The Title X program, which has provided family planning services to low-income Americans since 1970, is under threat from the Trump administration. This anti-science, anti-woman administration has already distinguished itself in other areas of public health that negatively affect the welfare of pregnant people and children — and this effort is no exception.
Under guidance released on Friday, March 2, the Department of Health and Human Services will preferentially fund programs that focus on abstinence and “natural family planning” — also known as the rhythm method — instead of birth control. And that’s bad news for millions of low-income people who count on Title X to help them determine the timing and spacing of their children.
While this shift in funding priorities doesn’t outright exclude Planned Parenthood, a frequent target for defunding campaigns, it’s clear that the preferences expressed in the funding document are designed to funnel money to unscientific and ineffective family planning programs.
“Natural family planning” has a failure rate of up to 25 percent, even when practiced under ideal conditions — a far cry from from hormonal birth control, barrier contraceptives and other options, which can be 98 percent effective or higher, depending on the methods used.
One thing organizations never provided with Title X funds? Abortion care, because it’s forbidden by law.
Until recently, health care providers that offered abortion care could use Title X money for other services, as long as they were clearly separated, but the Department of Health and Human Services reversed this policy shortly after Trump took office. The budget proposal also targets abortion providers with further constraints on funding. In essence, the federal government is pushing reproductive health providers to drop abortion from their services or forfeit their federal funding.
It’s notable that Valerie Huber, the woman tasked with overseeing the Title X office, came from a private sector career with Ascend, which heavily promotes abstinence education. Some of the language in the call for grant proposals mimics that used by Ascend in its own literature, with a significant implication that programs promoting abstinence may get a leg up in the funding competition. Huber’s tenure at HHS, incidentally, has been especially bad for teens.
People who count on Title X funding to access evidence-based medicine could also be in trouble. If funding is allocated in the direction of entities that focus on promoting abstinence and ineffective birth control methods, this may force low-income people who can’t afford care elsewhere to seek inadequate family planning services with these entities, including crisis pregnancy clinics. And that could reverse the promising trend of fewer teen pregnancies in the US, as well as pose a greater risk of contracting STIs. People receiving health care interventions weighted towards abstinence are less likely to get comprehensive sexual education that helps them learn how to reduce their risks.

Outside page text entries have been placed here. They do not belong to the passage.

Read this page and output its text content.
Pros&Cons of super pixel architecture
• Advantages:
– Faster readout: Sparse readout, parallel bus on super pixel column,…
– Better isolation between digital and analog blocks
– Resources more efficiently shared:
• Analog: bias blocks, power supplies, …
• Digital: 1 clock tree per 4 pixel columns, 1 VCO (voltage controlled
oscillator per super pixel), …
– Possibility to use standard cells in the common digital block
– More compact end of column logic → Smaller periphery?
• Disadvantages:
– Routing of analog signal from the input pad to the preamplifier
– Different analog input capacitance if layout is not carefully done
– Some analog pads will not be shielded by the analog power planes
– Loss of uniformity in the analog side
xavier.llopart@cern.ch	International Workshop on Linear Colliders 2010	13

The American College of Obstetricians and Gynecologists has expressed grave concerns about these policy changes, saying they “reduce individuals’ options for care.” Numerous other organizations that advocate for public health and access to reproductive care have echoed these comments, explaining that the change could be dangerous for vulnerable low-income people. These adjustments to Title X funding priorities also take place within a larger landscape of policy changes designed to limit options for patients who rely on federally-funded programs — and that seems to be no accident.